Question

It is well-known that the volume of the unit ball in n-space is $\pi^{n/2}\!/\Gamma(n/2+1)$. Do you know of a proof which explains this formula? Any proof which does not treat the cases n even and n odd separately (like using an explicit expression for $\Gamma(n/2+1)$ in terms of factorials) should be fine.

Answer 1

It is easier to take the derivative, and consider the volume of the n-1-sphere (i.e., the "surface area" of the boundary of the ball).

Start with the integral $\int_{\mathbb{R}^n} e^{-x_1^2 - ... - x_n^2} dx_1 \dots dx_n$. Fubini's theorem lets you decompose this into a product of 1-dimensional integrals, and you get $\pi^{n/2}$. Since the integrand is spherically symmetric, you can change to the integral $\int_0^\infty vol(S^{n-1}(r)) e^{-r^2} dr$, where $S^{n-1}(r)$ is the unit n-1-sphere of radius r.
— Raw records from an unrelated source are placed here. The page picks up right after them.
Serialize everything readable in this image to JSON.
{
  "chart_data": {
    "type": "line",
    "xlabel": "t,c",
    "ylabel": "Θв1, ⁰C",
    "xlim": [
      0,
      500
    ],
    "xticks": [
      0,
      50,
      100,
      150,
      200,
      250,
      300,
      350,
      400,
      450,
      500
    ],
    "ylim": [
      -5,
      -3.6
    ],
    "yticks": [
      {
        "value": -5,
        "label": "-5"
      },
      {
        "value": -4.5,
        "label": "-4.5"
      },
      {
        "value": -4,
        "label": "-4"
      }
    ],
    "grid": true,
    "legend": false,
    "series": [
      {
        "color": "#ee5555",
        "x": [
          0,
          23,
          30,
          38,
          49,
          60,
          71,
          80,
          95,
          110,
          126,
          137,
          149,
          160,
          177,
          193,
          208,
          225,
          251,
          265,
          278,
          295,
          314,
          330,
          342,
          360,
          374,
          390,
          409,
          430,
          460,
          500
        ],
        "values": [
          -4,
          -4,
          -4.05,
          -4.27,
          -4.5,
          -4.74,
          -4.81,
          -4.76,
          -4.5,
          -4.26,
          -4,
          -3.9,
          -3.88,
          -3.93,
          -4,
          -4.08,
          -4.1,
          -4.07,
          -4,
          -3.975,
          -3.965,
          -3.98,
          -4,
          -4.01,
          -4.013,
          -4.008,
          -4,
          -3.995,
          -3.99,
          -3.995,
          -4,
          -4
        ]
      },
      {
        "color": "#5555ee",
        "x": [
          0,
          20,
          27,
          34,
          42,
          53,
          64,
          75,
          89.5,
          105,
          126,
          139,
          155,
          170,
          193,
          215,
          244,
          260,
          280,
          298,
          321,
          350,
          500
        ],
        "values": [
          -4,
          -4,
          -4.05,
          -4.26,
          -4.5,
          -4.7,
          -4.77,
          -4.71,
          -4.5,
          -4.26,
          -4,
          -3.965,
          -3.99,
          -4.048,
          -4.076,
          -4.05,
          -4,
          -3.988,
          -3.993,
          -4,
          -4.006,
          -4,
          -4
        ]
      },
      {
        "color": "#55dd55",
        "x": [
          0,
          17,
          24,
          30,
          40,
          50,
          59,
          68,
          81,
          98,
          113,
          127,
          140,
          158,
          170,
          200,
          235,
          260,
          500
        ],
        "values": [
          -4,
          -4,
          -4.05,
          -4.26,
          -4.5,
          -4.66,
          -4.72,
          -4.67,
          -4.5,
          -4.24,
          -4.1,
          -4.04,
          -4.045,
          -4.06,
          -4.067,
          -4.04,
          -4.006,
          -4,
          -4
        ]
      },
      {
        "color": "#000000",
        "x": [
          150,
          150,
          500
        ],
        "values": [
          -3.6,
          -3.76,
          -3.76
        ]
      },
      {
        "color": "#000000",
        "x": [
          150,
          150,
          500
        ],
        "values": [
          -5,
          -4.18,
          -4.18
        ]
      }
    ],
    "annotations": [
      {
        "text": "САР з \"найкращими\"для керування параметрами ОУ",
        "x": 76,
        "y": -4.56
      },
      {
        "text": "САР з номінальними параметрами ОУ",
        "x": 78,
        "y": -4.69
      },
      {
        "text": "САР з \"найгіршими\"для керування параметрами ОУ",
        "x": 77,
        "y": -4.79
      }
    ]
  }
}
The volume of this sphere is $r^{n-1}$ times the volume of the unit sphere, so solving for that, you get $\frac{\pi^{n/2}}{\int_0^\infty r^{n-1} e^{-r^2} dr}$. A change of coordinates (u = r²) in the denominator yields the integral defining $\Gamma(n/2)$.

Answer 2

I like to write it as $\omega_n = \frac{\pi^\frac{n}{2}}{\frac{n}{2}!}$ (I've seen $\omega_n$ used both for the measure of the unit ball and for that of its boundary, but eh, I had to attach some name to it for below). I guess using the factorial notation for non-integers isn't too popular, though.

Alternatively, induction. It's true for $n=1$ (since $\Gamma(\frac{3}{2})=\frac{\sqrt{\pi}}{2}$) and $n=2$.

So then:

$\omega_{n+2} = \int_{x_1^2 + \dots + x_{n+2}^2 \leq 1}dx = \int_{x_{n+1}^2+x_{n+2}^2 \leq 1}\int_{x_1^2 + \dots + x_n^2 \leq 1 - (x_{n+1}^2+x_{n+2}^2)}d(x_1,\dots,x_n)d(x_1,x_2).$

Polar coordinates in the plane give us

$\omega_{n+2} = \int_0^{2\pi}\int_0^1\sqrt{1-r^2}^n\omega_n r dr d\phi = 2\pi\omega_n \int_0^1(1-r^2)^{\frac{n}{2}}rdr = \pi\omega_n \int_0^1(1-r^2)^{\frac{n}{2}}2rdr.$

Substitute $s=1-r^2$ and get

$\omega_{n+2} = \pi\omega_n\int_0^1s^\frac{n}{2}ds = \omega_n \frac{2\pi}{n+2} = \frac{\pi^\frac{n}{2}}{\frac{n}{2}!}\frac{2\pi}{n+2} = \frac{\pi^\frac{n+2}{2}}{\frac{n+2}{2}!}.$

Answer 3

@Scott: thank you, this is precisely what I was looking for.

@Jakob: this is what I meant by treating n even and n odd separately. Here, the gamma function just happens to be some function having the right recurrence relation and start values.